Lastly, if it truly does get done hours ahead of schedule, just wrap it airtight in foil, wrap a couple old thick towels around it, and store in a dry cooler (ice chest).  It'll stay hot for several hours.  Or, you could rest it on the counter until it is cool enough to pull without burning your fingers (maybe an hour), then go ahead and pull it and store it in an airtight container in the fridge until dinner time.  Splash some liquid (I like apple juice and/or the saved drippings from the butt) over it, cover with some foil, and reheat in a 300* oven.

Red


----------



## mike5051 (Nov 13, 2016)

Red and Al have you covered Milkman.  It sounds like your butt is acting normal.

Mike


----------



## sundown farms (Nov 13, 2016)

I have seen butts go to 170 and stall. You could pull one,wrap with beef broth and finish in the oven so you know you will have one or the other to serve. But, four hours is about how long mine take to the stall. 

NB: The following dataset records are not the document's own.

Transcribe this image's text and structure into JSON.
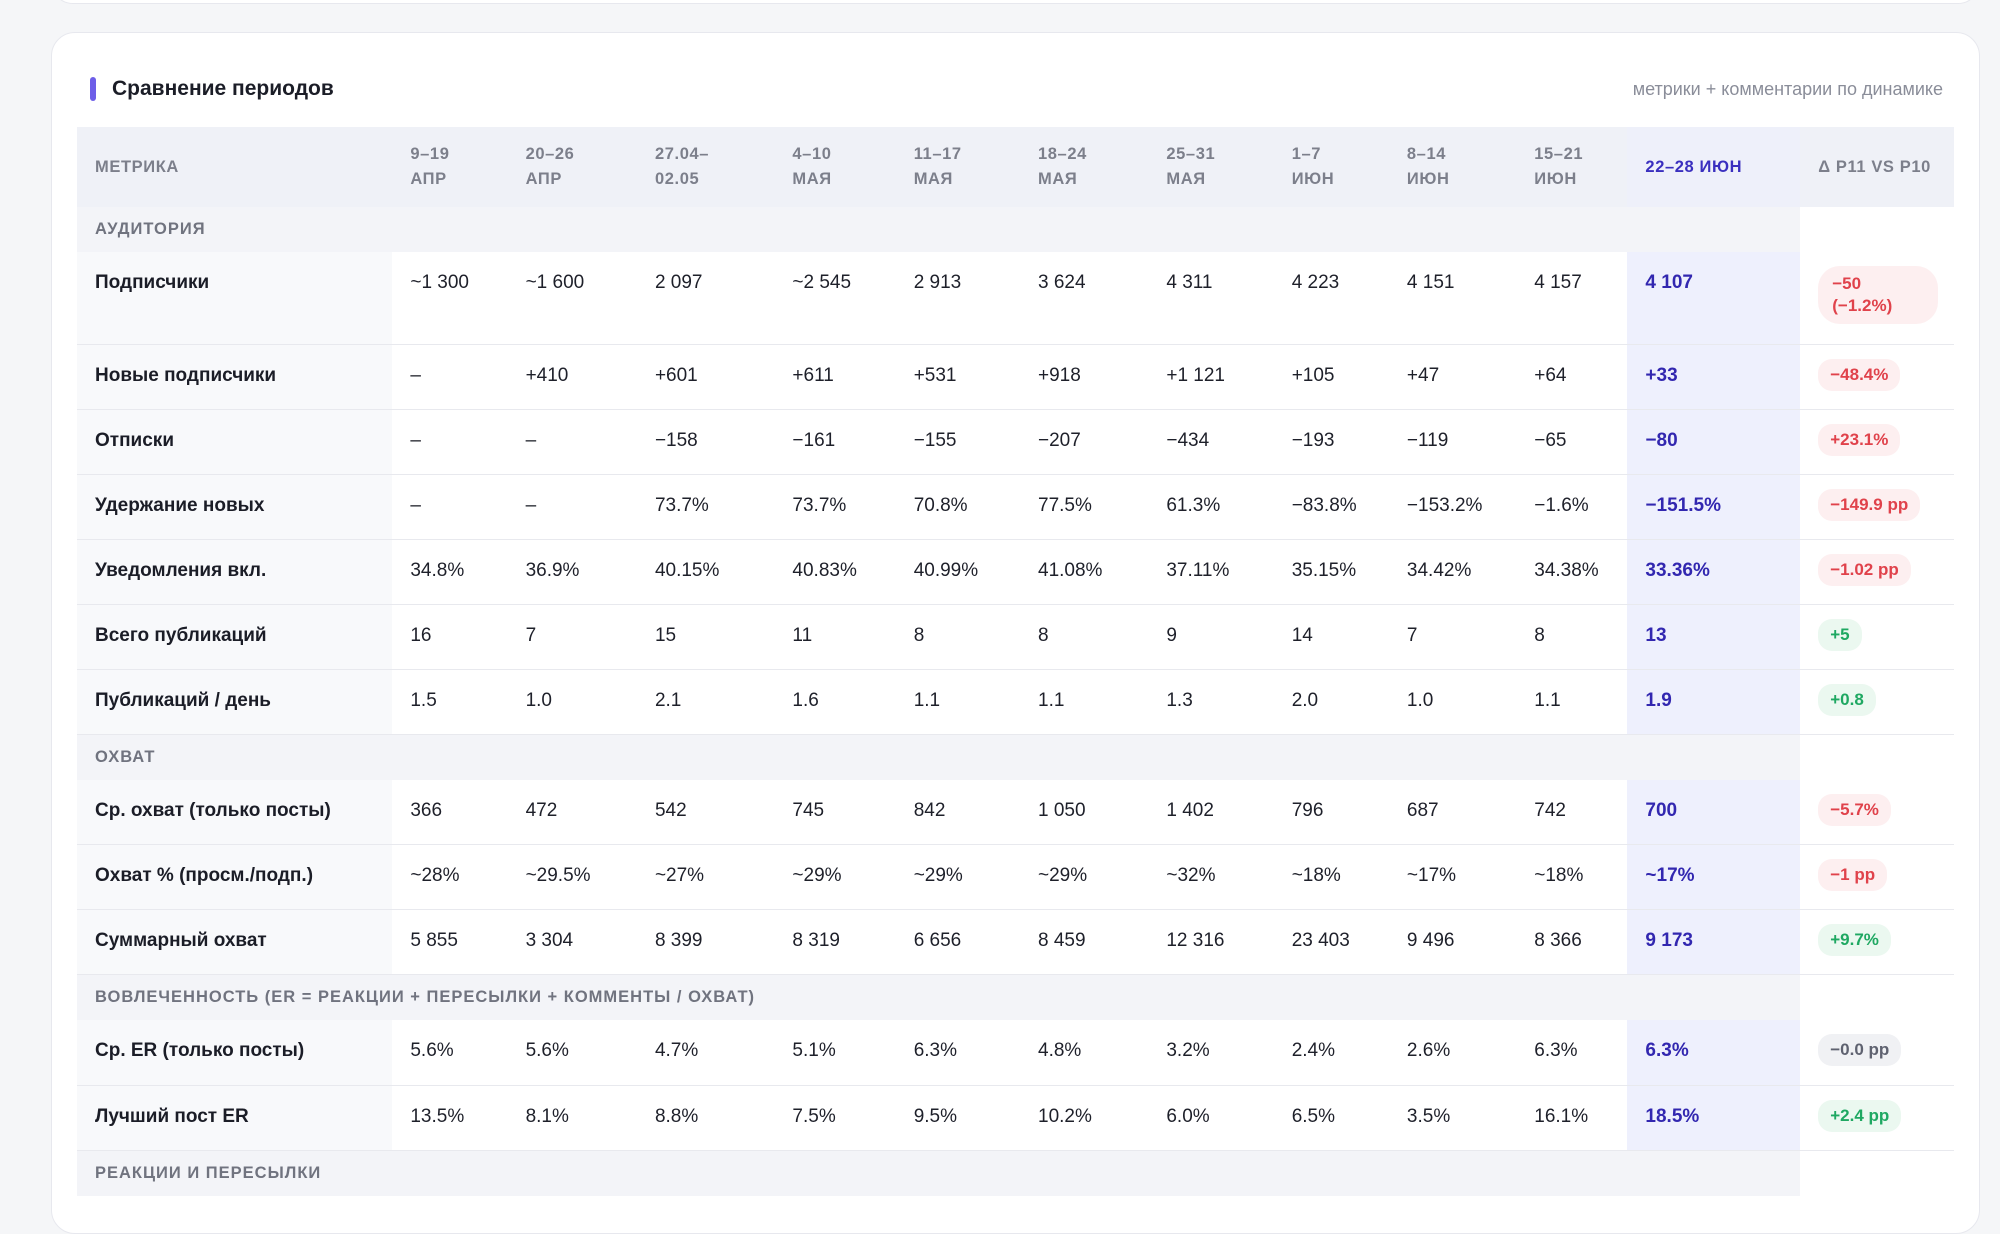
{
  "card": {
    "title": "Сравнение периодов",
    "subtitle": "метрики + комментарии по динамике"
  },
  "table": {
    "headers": [
      {
        "l1": "Метрика",
        "l2": ""
      },
      {
        "l1": "9–19",
        "l2": "апр"
      },
      {
        "l1": "20–26",
        "l2": "апр"
      },
      {
        "l1": "27.04–",
        "l2": "02.05"
      },
      {
        "l1": "4–10",
        "l2": "мая"
      },
      {
        "l1": "11–17",
        "l2": "мая"
      },
      {
        "l1": "18–24",
        "l2": "мая"
      },
      {
        "l1": "25–31",
        "l2": "мая"
      },
      {
        "l1": "1–7",
        "l2": "июн"
      },
      {
        "l1": "8–14",
        "l2": "июн"
      },
      {
        "l1": "15–21",
        "l2": "июн"
      },
      {
        "l1": "22–28 июн",
        "l2": ""
      },
      {
        "l1": "Δ P11 vs P10",
        "l2": ""
      }
    ],
    "sections": {
      "audience": "Аудитория",
      "reach": "Охват",
      "engagement": "Вовлеченность (ER = реакции + пересылки + комменты / охват)",
      "reactions": "Реакции и пересылки"
    },
    "rows": [
      {
        "metric": "Подписчики",
        "values": [
          "~1 300",
          "~1 600",
          "2 097",
          "~2 545",
          "2 913",
          "3 624",
          "4 311",
          "4 223",
          "4 151",
          "4 157"
        ],
        "current": "4 107",
        "delta": "−50 (−1.2%)",
        "delta_kind": "neg"
      },
      {
        "metric": "Новые подписчики",
        "values": [
          "–",
          "+410",
          "+601",
          "+611",
          "+531",
          "+918",
          "+1 121",
          "+105",
          "+47",
          "+64"
        ],
        "current": "+33",
        "delta": "−48.4%",
        "delta_kind": "neg"
      },
      {
        "metric": "Отписки",
        "values": [
          "–",
          "–",
          "−158",
          "−161",
          "−155",
          "−207",
          "−434",
          "−193",
          "−119",
          "−65"
        ],
        "current": "−80",
        "delta": "+23.1%",
        "delta_kind": "neg"
      },
      {
        "metric": "Удержание новых",
        "values": [
          "–",
          "–",
          "73.7%",
          "73.7%",
          "70.8%",
          "77.5%",
          "61.3%",
          "−83.8%",
          "−153.2%",
          "−1.6%"
        ],
        "current": "−151.5%",
        "delta": "−149.9 pp",
        "delta_kind": "neg"
      },
      {
        "metric": "Уведомления вкл.",
        "values": [
          "34.8%",
          "36.9%",
          "40.15%",
          "40.83%",
          "40.99%",
          "41.08%",
          "37.11%",
          "35.15%",
          "34.42%",
          "34.38%"
        ],
        "current": "33.36%",
        "delta": "−1.02 pp",
        "delta_kind": "neg"
      },
      {
        "metric": "Всего публикаций",
        "values": [
          "16",
          "7",
          "15",
          "11",
          "8",
          "8",
          "9",
          "14",
          "7",
          "8"
        ],
        "current": "13",
        "delta": "+5",
        "delta_kind": "pos"
      },
      {
        "metric": "Публикаций / день",
        "values": [
          "1.5",
          "1.0",
          "2.1",
          "1.6",
          "1.1",
          "1.1",
          "1.3",
          "2.0",
          "1.0",
          "1.1"
        ],
        "current": "1.9",
        "delta": "+0.8",
        "delta_kind": "pos"
      },
      {
        "metric": "Ср. охват (только посты)",
        "values": [
          "366",
          "472",
          "542",
          "745",
          "842",
          "1 050",
          "1 402",
          "796",
          "687",
          "742"
        ],
        "current": "700",
        "delta": "−5.7%",
        "delta_kind": "neg"
      },
      {
        "metric": "Охват % (просм./подп.)",
        "values": [
          "~28%",
          "~29.5%",
          "~27%",
          "~29%",
          "~29%",
          "~29%",
          "~32%",
          "~18%",
          "~17%",
          "~18%"
        ],
        "current": "~17%",
        "delta": "−1 pp",
        "delta_kind": "neg"
      },
      {
        "metric": "Суммарный охват",
        "values": [
          "5 855",
          "3 304",
          "8 399",
          "8 319",
          "6 656",
          "8 459",
          "12 316",
          "23 403",
          "9 496",
          "8 366"
        ],
        "current": "9 173",
        "delta": "+9.7%",
        "delta_kind": "pos"
      },
      {
        "metric": "Ср. ER (только посты)",
        "values": [
          "5.6%",
          "5.6%",
          "4.7%",
          "5.1%",
          "6.3%",
          "4.8%",
          "3.2%",
          "2.4%",
          "2.6%",
          "6.3%"
        ],
        "current": "6.3%",
        "delta": "−0.0 pp",
        "delta_kind": "neu"
      },
      {
        "metric": "Лучший пост ER",
        "values": [
          "13.5%",
          "8.1%",
          "8.8%",
          "7.5%",
          "9.5%",
          "10.2%",
          "6.0%",
          "6.5%",
          "3.5%",
          "16.1%"
        ],
        "current": "18.5%",
        "delta": "+2.4 pp",
        "delta_kind": "pos"
      }
    ]
  },
  "colors": {
    "accent": "#6d5ee8",
    "current_text": "#3227b0",
    "negative": "#e0424b",
    "positive": "#1fa862",
    "neutral": "#5f6270"
  }
}
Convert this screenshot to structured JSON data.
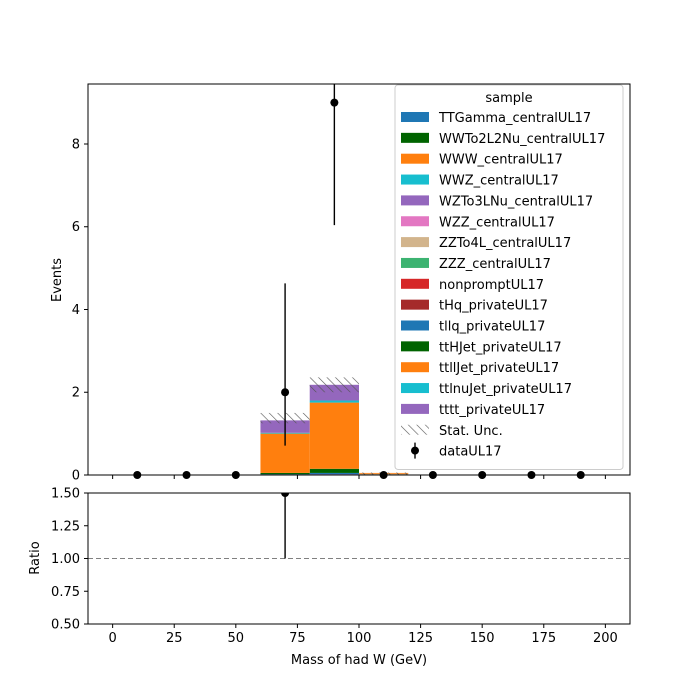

The one I did yesterday was in the MES for four hours and very little drippings were caught by the pan below. I pulled, wrapped tight and finished in the convection oven. When it reached an IT of 205 I easily had over a quart of drippings in the foil and the meat was very moist. Give it time to cook out the fat. 

You are smart to not trust the thermos until you have tested them. But for now relax, have an adult beverage or cup of coffee and enjoy the smell of the smoke.


----------



## miklman3477 (Nov 14, 2016)

The first one ended up reaching 205 by 15 hours and the second one made it to about 17 hours. There were definitely a few dry chunks around the edges, and the bark was very charred on top. But I attribute that to the temp being too high during the first few hours of my cook. Other than that the meat turned out great. This is still only my 3rd smoke so I'm still learning.


----------